After counting bills, we had to count days: 3 weeks, that’s the amount of time we had before the end of the validity period of the entry in China. Three weeks is both huge and little. And then, besides time, there were the weather conditions. So we decided to visit Uzbekistan, and enjoy the last hot days of October before hitchhiking the snow-covered Pamir highway which will take us to Chinese territory! Au revoir François, au revoir Nurijit, au revoir Bishkek: hello kyrgyz mountains, yaw roads and cold high altitude wind that whips the face! With our proud thumbs up, we reached the small town of Toktogul in the afternoon – a modest town on the shores of a huge lake, lost in the middle of the mountains. For us, it was the real revelation of this country: in a town forgotten by tourists, we were greeted by dozens of smiles – golden smiles, literally and figuratively speaking. We immediately felt good there, just like home. Strolling through the lively alleys of the central bazaar, we breathed in the sweet scent of benevolence that emanates from it, imbued with these simple, authentic moments of life.
At dinner time, we even let ourselves be tempted by a delicious plov, cooked by adorable grandmothers. Full, we took back our bags in search of a quiet square of grass, next to the central park, in order to pitch our tent. And that’s where we met Gula – a cheerful Kyrgyz woman who heads a family of 8 children. First cautious when we asked her where we could camp, she didn’t hesitate to send the little ones after us to invite at her home: “Moï dom! Moï dom!” Pulled by the sleeve, they dragged us along, delighted to have fun with us, delighted to have us with them. As a good mother, Gula cared for us as if we were her own children, preparing two bunks and food – a second dinner that we couldn’t refuse, even though our stomachs were already full. After wishing everyone a “good night”, we went to bed, asleep like babies. Like at home…
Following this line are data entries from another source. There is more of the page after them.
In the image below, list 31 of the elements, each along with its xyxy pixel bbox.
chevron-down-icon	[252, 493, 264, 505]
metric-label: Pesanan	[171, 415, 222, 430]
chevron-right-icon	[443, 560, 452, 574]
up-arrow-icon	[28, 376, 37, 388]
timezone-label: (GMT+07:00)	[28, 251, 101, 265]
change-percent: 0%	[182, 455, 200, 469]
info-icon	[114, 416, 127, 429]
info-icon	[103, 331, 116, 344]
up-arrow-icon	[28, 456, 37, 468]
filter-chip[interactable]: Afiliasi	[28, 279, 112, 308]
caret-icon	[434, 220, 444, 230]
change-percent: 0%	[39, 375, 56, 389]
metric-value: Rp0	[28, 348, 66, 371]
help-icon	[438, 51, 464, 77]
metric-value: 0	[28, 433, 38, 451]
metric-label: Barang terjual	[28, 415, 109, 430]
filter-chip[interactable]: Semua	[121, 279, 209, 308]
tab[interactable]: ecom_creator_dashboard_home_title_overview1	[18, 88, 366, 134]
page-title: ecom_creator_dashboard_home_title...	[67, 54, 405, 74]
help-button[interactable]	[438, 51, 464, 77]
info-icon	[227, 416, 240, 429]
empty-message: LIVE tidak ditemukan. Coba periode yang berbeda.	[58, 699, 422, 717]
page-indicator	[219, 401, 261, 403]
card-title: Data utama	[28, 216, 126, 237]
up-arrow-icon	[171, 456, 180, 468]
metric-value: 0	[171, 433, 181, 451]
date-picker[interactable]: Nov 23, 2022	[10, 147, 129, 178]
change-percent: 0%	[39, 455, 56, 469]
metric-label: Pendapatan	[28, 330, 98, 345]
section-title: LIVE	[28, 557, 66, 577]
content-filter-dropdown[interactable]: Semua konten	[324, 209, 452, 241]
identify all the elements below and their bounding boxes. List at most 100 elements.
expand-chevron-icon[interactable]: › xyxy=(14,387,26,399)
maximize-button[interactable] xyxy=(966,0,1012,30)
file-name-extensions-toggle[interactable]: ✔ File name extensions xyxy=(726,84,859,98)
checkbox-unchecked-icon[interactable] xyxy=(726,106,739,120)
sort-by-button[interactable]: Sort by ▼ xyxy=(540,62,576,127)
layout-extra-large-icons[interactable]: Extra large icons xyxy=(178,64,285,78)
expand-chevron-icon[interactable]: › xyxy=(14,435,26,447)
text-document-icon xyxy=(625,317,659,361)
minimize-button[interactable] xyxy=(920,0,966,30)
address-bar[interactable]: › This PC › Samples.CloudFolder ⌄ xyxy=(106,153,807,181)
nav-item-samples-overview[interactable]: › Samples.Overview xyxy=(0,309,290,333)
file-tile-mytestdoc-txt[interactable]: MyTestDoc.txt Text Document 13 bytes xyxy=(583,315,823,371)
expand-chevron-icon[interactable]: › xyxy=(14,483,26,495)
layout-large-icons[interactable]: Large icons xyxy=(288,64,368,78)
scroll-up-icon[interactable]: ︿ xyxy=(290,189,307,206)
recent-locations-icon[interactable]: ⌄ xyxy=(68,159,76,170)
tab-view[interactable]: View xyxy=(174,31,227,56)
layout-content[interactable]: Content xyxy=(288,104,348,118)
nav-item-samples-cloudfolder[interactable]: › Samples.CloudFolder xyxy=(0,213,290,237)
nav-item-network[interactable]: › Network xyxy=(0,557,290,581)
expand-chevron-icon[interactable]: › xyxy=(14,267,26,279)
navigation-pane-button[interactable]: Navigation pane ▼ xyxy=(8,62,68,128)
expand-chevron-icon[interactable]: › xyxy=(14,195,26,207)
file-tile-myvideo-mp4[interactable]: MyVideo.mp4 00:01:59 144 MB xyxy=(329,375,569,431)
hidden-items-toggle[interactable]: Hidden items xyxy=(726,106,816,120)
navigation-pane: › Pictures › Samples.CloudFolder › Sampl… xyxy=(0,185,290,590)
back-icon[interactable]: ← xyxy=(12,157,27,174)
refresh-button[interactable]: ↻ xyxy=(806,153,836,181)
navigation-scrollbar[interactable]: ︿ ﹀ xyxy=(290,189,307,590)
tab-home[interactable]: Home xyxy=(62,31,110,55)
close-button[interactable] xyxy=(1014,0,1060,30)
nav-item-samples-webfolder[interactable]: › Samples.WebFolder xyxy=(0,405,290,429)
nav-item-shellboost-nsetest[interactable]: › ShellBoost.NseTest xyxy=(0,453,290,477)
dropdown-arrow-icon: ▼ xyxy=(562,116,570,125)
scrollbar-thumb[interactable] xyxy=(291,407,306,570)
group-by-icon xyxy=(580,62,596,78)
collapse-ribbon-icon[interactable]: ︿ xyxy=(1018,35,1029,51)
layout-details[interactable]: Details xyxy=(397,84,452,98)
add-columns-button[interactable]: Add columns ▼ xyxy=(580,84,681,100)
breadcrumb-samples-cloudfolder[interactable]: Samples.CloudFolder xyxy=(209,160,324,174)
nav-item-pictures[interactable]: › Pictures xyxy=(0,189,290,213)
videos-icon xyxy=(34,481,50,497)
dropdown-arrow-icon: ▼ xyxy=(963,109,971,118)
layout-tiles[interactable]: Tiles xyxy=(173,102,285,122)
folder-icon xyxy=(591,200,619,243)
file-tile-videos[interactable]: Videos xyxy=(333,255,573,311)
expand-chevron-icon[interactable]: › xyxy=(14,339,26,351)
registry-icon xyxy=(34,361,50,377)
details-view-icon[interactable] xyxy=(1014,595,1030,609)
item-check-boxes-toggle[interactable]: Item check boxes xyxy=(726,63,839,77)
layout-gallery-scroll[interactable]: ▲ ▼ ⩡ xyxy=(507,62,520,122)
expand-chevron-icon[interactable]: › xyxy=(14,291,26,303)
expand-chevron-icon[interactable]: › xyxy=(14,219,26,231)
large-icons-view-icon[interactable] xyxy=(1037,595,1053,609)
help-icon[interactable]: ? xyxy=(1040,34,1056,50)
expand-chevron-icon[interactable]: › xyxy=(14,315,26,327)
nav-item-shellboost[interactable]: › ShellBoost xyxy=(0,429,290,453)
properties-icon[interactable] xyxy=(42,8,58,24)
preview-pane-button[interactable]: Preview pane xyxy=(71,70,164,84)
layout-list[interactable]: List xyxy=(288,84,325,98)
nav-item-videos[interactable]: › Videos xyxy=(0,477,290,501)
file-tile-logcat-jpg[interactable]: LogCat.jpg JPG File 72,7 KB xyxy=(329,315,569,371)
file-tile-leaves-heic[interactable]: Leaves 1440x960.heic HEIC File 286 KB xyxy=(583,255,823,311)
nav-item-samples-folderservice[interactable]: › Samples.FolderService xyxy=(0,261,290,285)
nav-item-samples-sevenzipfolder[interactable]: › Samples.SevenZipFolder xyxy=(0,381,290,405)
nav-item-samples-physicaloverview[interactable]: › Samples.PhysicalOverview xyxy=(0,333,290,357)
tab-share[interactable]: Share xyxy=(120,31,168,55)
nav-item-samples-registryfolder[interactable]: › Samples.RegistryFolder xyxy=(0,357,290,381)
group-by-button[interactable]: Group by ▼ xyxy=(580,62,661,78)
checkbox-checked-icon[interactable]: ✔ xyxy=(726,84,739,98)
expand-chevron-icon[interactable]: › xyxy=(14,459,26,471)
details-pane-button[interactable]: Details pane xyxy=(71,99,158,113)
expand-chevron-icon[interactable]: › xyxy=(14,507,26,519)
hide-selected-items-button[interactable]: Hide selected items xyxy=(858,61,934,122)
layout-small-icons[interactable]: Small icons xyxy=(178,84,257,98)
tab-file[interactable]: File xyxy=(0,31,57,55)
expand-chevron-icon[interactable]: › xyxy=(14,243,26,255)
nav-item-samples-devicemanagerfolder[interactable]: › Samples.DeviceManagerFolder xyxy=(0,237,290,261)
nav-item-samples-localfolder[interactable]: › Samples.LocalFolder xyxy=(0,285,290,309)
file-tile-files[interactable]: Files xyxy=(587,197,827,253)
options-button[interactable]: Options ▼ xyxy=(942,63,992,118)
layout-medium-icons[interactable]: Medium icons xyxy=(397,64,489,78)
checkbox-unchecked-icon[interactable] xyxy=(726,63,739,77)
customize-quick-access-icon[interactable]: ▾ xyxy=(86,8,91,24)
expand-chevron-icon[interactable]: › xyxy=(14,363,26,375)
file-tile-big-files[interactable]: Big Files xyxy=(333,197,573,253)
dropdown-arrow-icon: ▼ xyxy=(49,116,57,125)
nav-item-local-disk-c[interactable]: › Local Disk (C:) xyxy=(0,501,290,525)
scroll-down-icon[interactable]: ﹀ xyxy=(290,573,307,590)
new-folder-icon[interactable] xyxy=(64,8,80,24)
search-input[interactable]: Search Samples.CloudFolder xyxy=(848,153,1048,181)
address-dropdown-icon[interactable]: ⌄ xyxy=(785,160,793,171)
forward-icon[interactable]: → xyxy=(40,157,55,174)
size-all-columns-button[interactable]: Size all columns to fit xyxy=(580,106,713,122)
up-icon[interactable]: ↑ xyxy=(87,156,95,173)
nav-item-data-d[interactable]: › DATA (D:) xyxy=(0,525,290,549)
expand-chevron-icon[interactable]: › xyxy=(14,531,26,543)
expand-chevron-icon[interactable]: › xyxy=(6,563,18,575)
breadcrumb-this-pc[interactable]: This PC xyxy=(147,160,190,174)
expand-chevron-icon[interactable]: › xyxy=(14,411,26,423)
Gula didn’t just take us in and feed us. She also offered us socks, a big pot of honey… and found someone to lift us further. If the hearts of men are great with generosity for their fellow men, they sometimes forget the harsh reality for others: taken by a cattle lorry, we will have a hard time escaping the sad looks of these animals destined for the slaughterhouse. For them, this will be their last trip. For us, just a parenthesis in ours… As the cattle lorry continue its funeral convoy to Osh, we stopped at the gates of Uzbekistan, dropped in the middle of the Kyrgyz countryside. Where our map shows a border crossing, we only found a water tower… But guided by our lucky star, we put our destiny back on the road: no matter if we don’t cross the Uzbek border tonight, no matter if we have to walk miles to find the official border crossing, no matter if we have to camp… But there won’t be such a thing. Jolaman, a young school teacher, did not hesitate to stop and invite us to his home: “Moï dom!” In the presence of his parents, his wife (English teacher too) and his baby, Jolaman will immerse us one last time in Kyrgyz culture and its traditions.